Could smartphones diagnose your illness?
The mini, personalised computers that are smartphones have revolutionised the modern world. We're now more connected than ever before and, increasingly, thanks to the huge variety of applications available for download, we can enhance the capabilities of these devices way beyond being just a phone. Technology investor Peter Cowley explained to Graihagh Jackson just how big an impact this could make on the healthcare sector...
Peter - If you take a modern smartphone which is really a computer with a phone attached to it, there are a huge number of sensors in it. There's over a dozen sensors in there already. Not all of them are relevant of course to health applications, but things like the microphone, if we want to listen to our voice, there are temperature sensors in some of them. More modern ones have got means of measuring heart rate etc. So, if you take the number of sensors in there already, there's already an amount of data that can be derived from the phone. The phone is then connected of course to the cloud and that data can then be analysed by and then passed on to other people.
Graihagh - And it's not just the apps that we can download in the sensors that are already within our phones. There's actually stuff that we can plug on to our phones and enhance that even further.
Peter - Yes. There's an amazing number of sensors one can plug in - a glucose meter for instance if you're diabetic to save carrying around another device because it's built into your phone. There's a blood pressure monitor cuff. There's even an ultrasound device which when plugged in, really just to possibly check one's unborn baby.
Graihagh - So, you could just plug this into your phone via say, the volume port or even the charge port and get the ultrasound up and look at the baby in real-time. That's incredible!
Peter - Exactly, using the charge port. Yes, there was a little start up that I saw based at Slovenia that's now based in California that won a prize in Vienna recently. The device I brought in with me today is actually ECG. So, this detects the heart rate and also the electrical impulse of the heart. This plugs onto the back of the phone. It generates, turns the electrical signal into sound and then goes through the microphone on the phone. As you can see that my heart rate is even higher than it was earlier.
Graihagh - I was going to say, it was 98 before. It's now 115. So, you're obviously feeling a little bit nervous.
Peter - Yes. It's stressful being in front of a live microphone. You radio professionals don't seem to have that problem. But the important thing is you can see the wave form of the heart. Now, I can't interpret that. I'm not a medic, but I can then take a snapshot of that and send it to my heart surgeon who can then say, "Fine.

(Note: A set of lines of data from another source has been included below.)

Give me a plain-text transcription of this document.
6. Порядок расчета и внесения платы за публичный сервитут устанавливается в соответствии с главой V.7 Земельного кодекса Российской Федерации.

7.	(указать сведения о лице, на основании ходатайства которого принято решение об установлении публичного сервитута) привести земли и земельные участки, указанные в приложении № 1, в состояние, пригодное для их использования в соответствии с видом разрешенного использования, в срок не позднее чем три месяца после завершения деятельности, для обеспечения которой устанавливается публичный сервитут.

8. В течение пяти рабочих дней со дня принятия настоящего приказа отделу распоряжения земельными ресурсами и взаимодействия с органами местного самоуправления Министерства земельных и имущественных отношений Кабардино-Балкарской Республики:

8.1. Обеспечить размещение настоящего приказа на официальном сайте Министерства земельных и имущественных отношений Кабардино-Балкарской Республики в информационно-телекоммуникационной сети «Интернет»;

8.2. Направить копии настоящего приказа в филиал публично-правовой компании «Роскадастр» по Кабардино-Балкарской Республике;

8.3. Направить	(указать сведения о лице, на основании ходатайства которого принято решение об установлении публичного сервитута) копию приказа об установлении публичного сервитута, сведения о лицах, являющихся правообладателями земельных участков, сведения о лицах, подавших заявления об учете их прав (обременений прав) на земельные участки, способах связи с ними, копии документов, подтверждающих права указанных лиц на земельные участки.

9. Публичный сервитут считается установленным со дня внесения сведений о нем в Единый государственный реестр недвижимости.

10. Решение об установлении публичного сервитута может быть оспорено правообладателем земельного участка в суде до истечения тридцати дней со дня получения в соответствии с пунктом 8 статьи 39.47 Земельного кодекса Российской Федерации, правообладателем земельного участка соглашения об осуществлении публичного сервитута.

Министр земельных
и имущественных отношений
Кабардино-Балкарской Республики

Peter, you're okay" or "Please come and see me."
Graihagh - So, that's now, and these things are all available now, but what can we be looking forward to in the future?
Peter - In the near term, the big that's going to be coming into our high end phones which will gradually work its way down is a type of gas sensor. So, it's monitoring a whole variety of gases from carbon monoxide, possibly for situations where there's gas leak from a fire, carbon dioxide, volatile organic compounds. Now, these are very complex set of things like aldehydes and ketones, and hydrocarbons. The important thing there is air quality. So imagine going for a run in the summer in a polluted city and your phone telling you where to run and where not to run based on the quality of the air there.
Graihagh - Wow! That's quite something. All these monitoring, we're doing a lot of it already. What's the benefit? Why do we actually want to do this other than just say, a bit of personal interest I guess?
Peter - Yes, this goes for tech and early adopters. Two things really - one is the so-called quantified self where we weighed ourselves for a while, we've checked our calorific spend, we're also getting to the point where we want to measure other things like blood pressure and heart rate, etc. Medical profession would benefit a lot from having that data. Once it can be clinically proven that a data is correct, having that data so we don't have to continually visit our GPs to have tests done. So that our mobile devices will then in the end potentially predict when we should go and even book the appointment with one's GP actually if we look forward 10 or 20 years.
Graihagh - And you say, when they're clinically proven to be accurate, does that mean they're currently not accurate and there are ongoing trials to see whether they are accurate enough to be used as a diagnostic tool?
Peter - That's a very complex question. The point between taking some data and making it clinically usable it's going to be a while before the medical profession will believe the sensors will be good enough to use instead of the devices they've got inside the hospital. But it's a precursor to that which will then warn to the point where you can have test done internally in the hospital. But go forward 5 or 10 years, there's no reason why we shouldn't get that far.